Выбегает бойко.

Видит, ноги в сапогах

И медвежья шуба,

Не заметил впопыхах,

Что с железом губа,

Не подумал: где ямщик

От коней гуляет?

Видит – барин материк,

«Генерал», – смекает.

Поспешил фуражку снять:

«Здравия желаю!

Что угодно приказать,

Водки или чаю?..»

Хочет барину помочь

Юркий старичишка;

Тут во всю медвежью мочь

Заревел наш мишка!

И смотритель отскочил:

«Господи помилуй!

Сорок лет я прослужил

Верой, правдой, силой;

Много видел на тракту

Генералов строгих,

Нет ребра, зубов во рту

Не хватает многих,

А такого не видал,

Господи Исусе!

Небывалый генерал…..

Я шёл по тропинке и самозабвенно, с восторгом, громко, с выражением декламировал стихотворение и от переизбытка чувств вдобавок, снял крышку с бидона и после каждой строки стукал по эмалированному сосуду. Эх.., чёрт…, как хорошо я рассказываю стихотворение, как оно ясно и громко звучит в морозном воздухе. А ну-ка ещё раз…

И пока дошёл до тёти Насти успел пересказать стих два раза. В полутьме прихожей тётя Настя из трёхлитровой банки перелила молоко в бидон и снова шёл по тёмной улице и с упоением декламировал стих, готовясь к завтрашнему уроку и заслуженному успеху.
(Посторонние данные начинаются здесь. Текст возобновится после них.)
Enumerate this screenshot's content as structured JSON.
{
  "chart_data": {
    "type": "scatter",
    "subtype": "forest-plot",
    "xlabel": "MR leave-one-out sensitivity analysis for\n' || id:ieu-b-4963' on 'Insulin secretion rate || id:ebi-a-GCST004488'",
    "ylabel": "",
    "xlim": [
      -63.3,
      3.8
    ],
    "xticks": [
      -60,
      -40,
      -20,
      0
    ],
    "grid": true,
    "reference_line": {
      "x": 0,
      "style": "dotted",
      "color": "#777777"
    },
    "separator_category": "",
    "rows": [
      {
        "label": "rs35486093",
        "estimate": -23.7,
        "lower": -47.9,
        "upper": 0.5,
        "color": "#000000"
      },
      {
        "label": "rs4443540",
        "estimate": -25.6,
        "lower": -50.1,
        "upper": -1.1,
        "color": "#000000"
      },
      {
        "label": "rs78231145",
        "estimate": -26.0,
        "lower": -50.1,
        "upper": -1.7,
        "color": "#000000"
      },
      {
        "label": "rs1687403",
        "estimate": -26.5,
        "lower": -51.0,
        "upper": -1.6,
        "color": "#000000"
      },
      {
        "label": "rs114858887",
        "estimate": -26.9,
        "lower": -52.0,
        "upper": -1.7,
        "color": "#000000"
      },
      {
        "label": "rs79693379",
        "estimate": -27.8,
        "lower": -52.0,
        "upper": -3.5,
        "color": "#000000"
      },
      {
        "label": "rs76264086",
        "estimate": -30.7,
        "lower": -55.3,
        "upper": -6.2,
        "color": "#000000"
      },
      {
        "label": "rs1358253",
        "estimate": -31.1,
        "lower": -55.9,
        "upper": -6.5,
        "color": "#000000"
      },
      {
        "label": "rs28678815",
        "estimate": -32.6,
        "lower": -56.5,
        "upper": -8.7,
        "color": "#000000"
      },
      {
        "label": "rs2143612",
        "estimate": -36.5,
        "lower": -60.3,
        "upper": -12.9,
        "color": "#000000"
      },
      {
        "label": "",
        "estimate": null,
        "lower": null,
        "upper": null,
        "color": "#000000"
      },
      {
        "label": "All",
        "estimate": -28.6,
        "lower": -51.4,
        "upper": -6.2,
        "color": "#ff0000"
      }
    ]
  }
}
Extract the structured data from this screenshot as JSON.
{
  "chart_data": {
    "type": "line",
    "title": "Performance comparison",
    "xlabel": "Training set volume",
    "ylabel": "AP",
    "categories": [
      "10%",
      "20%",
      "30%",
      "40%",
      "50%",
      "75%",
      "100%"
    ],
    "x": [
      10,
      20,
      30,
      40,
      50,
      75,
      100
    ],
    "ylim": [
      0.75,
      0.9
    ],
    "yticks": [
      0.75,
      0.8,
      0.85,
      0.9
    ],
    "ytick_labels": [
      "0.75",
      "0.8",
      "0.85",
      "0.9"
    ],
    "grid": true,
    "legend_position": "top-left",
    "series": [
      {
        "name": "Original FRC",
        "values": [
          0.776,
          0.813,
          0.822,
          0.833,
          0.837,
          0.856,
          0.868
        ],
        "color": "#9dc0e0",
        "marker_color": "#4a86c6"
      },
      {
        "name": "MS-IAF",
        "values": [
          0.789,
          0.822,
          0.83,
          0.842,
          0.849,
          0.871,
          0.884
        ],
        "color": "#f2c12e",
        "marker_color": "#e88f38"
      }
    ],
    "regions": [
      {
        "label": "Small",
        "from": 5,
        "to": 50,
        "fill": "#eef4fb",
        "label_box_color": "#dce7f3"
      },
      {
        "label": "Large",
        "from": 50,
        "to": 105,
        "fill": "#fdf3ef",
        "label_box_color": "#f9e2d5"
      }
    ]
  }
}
Зашёл домой, мать приняла бидон и ушла с ним на кухню, а я… Весь в мечтах о завтрашнем триумфе на уроке «Родной Литературы», медленно раздевался в прихожей и не сразу услышал возмущённый вопль матери из кухни: – Борька, ты что с бидоном наделал…?

В удивлении скорчил рожу – А что я мог с ним сделать? Подумал в свою очередь и вместе с отцом, приехавший на несколько дней домой с Рассольной и дедом, тоже удивившиеся крику матери, зашёл на кухню и мне сразу стала ясна причина горестного взгляда матери и последующий удар полотенцем уже воспринял как должное. Оказывается, так усердно декламировал стих и при этом ударял крышкой о бидон, что сбил почти всю эмаль с довольно красивого бидона. Теперь он годился только для внутреннего использования.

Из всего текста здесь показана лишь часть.